Civility, or civil war?
In today’s political battles, the most consequential casualty has been civility. Can the state of public discourse get any worse? A president who tweets insults and belittles opponents with demeaning nicknames and calls critical journalists “enemies of the people.” A Senate minority leader who calls out Supreme Court members by name and seems to threaten them (he later apologized). Our elected leaders of both parties engage in rudeness and rhetoric of a kind that never would be tolerated in business, the nonprofit sector or academics.
The art of compromise has come to be viewed as the art of surrender. The willingness to negotiate with adversaries and address them courteously has come to be viewed as a sign of weakness, not savvy statecraft. When Theodore Roosevelt called the presidency a “bully pulpit,” he used “bully” in the sense of “good” or “valuable.” He did not envisage the transformation of the presidency, and other high offices, into pulpits used to bully opponents.
Partisan rancor is nothing new. In 1907, historian Henry Adams, the descendant of two presidents, John Adams and John Quincy Adams, wrote: “Politics, as a practice, whatever its professions, has always been the systematic organization of hatreds.” Indeed, what used to be called “senatorial courtesy” often was insincere and sarcastic: “I am afraid I must beg to differ with my esteemed colleague…” But as the old saying has it, manners are small morals. As philosophers since Aristotle have noted, virtue is acquired by habit, and habitual courtesy can instill the habit of genuine respect for people with whom we disagree.
Moreover, the protocols that once governed the way American officeholders address one another were based on respect for the office, not its temporary occupant. Formalities such as “Madame Speaker” and “Mr. President” now seem arcane, awkward salutations used only in rarefied settings.
This lack of civility in politics cannot be blamed on any one individual or party. It has been building for some time. No doubt this reflects, in part, a long-term cultural shift toward informality. The new vernacular replaces the professional with the personal and titles with first names. Politicians try to humanize themselves by, among other things, delivering public insults of a kind that once would have been kept private. But this only creates the appearance of intimacy, not its reality.
Now and then we have witnessed video recordings of legislators in other countries engaged in fisticuffs. The same thing happened in the U.S. Senate in 1856, when the pro-slavery Sen. Preston Brooks of South Carolina brutally caned the abolitionist Sen. Charles Sumner of Massachusetts. Civil war in the Senate was an early warning sign of the actual civil war to come.
Paradoxically, cooperation across party lines today is very real. In the past week, in response to the COVID-19 pandemic, Congress passed and the president signed an $8.3 billion emergency appropriation bill.

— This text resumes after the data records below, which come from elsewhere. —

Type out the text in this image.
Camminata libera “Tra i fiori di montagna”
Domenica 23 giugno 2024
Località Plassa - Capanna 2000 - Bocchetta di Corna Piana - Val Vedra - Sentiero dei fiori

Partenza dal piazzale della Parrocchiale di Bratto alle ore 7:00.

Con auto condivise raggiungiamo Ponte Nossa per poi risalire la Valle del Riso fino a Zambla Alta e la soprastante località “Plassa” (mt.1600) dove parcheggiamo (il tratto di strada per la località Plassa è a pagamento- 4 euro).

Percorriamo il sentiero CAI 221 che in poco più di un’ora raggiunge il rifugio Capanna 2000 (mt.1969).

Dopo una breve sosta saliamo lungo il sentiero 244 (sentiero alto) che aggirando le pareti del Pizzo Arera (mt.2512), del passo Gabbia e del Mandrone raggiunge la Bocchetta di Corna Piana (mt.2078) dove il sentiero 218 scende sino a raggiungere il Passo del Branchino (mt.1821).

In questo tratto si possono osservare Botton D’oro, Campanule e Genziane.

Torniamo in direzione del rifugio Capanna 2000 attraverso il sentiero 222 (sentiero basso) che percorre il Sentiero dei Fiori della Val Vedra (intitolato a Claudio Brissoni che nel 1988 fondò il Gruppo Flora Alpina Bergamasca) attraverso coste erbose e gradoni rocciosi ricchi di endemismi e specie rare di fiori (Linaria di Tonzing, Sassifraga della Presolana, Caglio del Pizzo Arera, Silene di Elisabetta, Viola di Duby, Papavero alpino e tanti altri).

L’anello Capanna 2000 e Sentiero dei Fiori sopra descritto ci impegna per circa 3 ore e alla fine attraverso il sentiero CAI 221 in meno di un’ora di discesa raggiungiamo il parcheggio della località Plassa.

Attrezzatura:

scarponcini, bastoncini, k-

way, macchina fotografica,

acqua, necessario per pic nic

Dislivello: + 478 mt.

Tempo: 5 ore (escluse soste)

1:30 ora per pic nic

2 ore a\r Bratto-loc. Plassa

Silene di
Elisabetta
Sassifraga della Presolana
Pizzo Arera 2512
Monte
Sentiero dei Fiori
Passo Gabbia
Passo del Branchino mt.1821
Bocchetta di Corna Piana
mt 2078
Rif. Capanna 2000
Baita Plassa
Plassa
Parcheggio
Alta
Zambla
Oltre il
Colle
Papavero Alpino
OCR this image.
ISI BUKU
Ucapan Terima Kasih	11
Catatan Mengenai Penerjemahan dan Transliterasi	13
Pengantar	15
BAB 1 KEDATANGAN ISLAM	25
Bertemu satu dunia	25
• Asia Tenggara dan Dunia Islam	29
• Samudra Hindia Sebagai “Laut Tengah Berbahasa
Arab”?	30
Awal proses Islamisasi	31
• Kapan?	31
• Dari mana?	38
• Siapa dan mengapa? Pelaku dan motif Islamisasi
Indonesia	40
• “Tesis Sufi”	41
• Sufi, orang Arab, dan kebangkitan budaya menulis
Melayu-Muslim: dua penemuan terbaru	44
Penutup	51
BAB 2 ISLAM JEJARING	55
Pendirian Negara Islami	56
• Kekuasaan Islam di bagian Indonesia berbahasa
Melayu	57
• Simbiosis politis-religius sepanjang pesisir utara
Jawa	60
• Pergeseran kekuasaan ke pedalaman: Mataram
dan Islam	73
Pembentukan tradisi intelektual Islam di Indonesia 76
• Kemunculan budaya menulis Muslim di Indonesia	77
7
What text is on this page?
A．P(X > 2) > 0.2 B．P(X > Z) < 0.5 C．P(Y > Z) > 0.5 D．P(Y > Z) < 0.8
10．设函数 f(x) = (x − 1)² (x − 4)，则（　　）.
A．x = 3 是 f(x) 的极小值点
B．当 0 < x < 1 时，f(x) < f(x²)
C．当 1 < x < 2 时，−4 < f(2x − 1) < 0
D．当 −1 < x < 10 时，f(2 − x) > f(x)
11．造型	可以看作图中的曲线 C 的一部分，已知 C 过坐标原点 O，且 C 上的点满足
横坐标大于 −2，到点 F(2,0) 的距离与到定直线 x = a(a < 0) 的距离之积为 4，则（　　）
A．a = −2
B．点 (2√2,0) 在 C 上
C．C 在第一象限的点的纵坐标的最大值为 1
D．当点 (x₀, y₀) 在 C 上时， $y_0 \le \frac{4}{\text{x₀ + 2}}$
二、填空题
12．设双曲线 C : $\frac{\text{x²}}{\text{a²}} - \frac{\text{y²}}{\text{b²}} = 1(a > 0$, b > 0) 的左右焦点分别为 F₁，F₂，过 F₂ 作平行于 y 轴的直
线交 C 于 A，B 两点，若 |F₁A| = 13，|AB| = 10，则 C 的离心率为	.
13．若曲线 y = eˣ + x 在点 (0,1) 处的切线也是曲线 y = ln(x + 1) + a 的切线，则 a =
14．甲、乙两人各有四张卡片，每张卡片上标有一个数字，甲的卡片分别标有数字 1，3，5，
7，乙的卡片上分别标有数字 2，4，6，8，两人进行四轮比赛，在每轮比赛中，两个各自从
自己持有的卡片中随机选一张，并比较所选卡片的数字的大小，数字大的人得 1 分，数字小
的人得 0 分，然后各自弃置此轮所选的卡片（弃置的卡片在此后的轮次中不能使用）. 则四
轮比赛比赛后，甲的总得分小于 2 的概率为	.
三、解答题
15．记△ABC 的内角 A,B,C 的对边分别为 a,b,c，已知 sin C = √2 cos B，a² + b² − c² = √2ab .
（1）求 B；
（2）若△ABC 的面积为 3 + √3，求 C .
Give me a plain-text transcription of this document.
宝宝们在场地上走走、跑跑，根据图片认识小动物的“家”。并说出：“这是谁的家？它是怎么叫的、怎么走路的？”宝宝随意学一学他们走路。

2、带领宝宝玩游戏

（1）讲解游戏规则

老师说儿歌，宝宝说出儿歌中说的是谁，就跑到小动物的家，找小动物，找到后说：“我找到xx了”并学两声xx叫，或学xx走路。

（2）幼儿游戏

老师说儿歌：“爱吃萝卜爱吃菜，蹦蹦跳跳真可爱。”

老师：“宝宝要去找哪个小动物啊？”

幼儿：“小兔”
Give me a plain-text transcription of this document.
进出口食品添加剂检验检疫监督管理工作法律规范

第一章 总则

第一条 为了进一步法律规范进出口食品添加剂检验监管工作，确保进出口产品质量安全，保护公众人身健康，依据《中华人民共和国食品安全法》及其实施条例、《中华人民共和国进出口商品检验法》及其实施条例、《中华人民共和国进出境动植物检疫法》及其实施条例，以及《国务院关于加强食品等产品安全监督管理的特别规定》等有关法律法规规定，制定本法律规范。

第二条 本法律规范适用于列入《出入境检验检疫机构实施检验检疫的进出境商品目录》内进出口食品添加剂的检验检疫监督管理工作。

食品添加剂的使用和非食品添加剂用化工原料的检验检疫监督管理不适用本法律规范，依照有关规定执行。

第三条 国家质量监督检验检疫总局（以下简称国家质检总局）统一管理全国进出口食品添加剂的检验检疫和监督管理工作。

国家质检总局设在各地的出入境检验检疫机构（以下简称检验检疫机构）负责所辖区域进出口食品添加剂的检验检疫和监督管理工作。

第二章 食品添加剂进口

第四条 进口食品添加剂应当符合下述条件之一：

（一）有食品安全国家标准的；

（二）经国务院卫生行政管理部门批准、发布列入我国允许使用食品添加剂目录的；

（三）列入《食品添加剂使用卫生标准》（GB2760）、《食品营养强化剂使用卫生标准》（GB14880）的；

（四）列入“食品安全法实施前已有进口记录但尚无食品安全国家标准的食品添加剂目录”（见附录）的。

Cross-party collaboration exists even in the absence of crises such as the coronavirus outbreak. In January, the United States-Mexico-Canada Agreement, which replaced the North American Free Trade Agreement, was signed into law by the president after winning bipartisan support in the House and Senate. In 2019, the First Step Act, the most important criminal justice reform legislation in many years, was supported by the White House and large majorities of both parties in the House and Senate.
But how many Americans know of these recent triumphs of bipartisanship? Politicians of both parties play down such instances of cooperation with the other side, while publicizing their disagreements.
They are not irrational to do so, from a narrow tactical perspective. Aggressive, disrespectful behavior frequently pays off in greater visibility and more votes and donations. And by proving that belligerence is not only acceptable but also rewarded, national leaders encourage similar behavior all the way down the line to state and local governments.
There can be no doubt that the media reward conflict, not consensus building. “If it bleeds, it leads” in the news business. But blaming the media is an alibi, not a valid excuse. There can be no doubt some of the new forms of social media encourage arms races, rewarding the most vicious and sarcastic voices in public and private life with followers and celebrity. But in the earlier era of radio and television, there were demagogues such as Louisiana’s Huey P. Long and Wisconsin’s Joe McCarthy. Their style of politics was rejected by the American elite of their generation. “Go along to get along” was the mantra of Sam Rayburn, the House Speaker for most of the time between 1940 and 1961. “Let us reason together” was the motto of Lyndon Baines Johnson as Senate majority leader and president.
Today, it seems, the motto of our governing elite is “Do unto others before they do unto you.”
Will the pendulum swing back? It may take a new generation to restore common courtesy and decency to American politics once again. Those of us who are privileged to work in education know that many younger Americans still view politics as civic duty, not civil war. They understand that public service is all about a calling, not about calling out. If the older generation fails to restore civility to public life, we can take comfort in the fact that the next generation may once again treat public office with the respect it deserves.
Angela Evans is dean of the LBJ School of Public Affairs in Austin, Texas. Previously, she was deputy director of the Congressional Research Service and spent 40 years in public service to the U.S. Congress.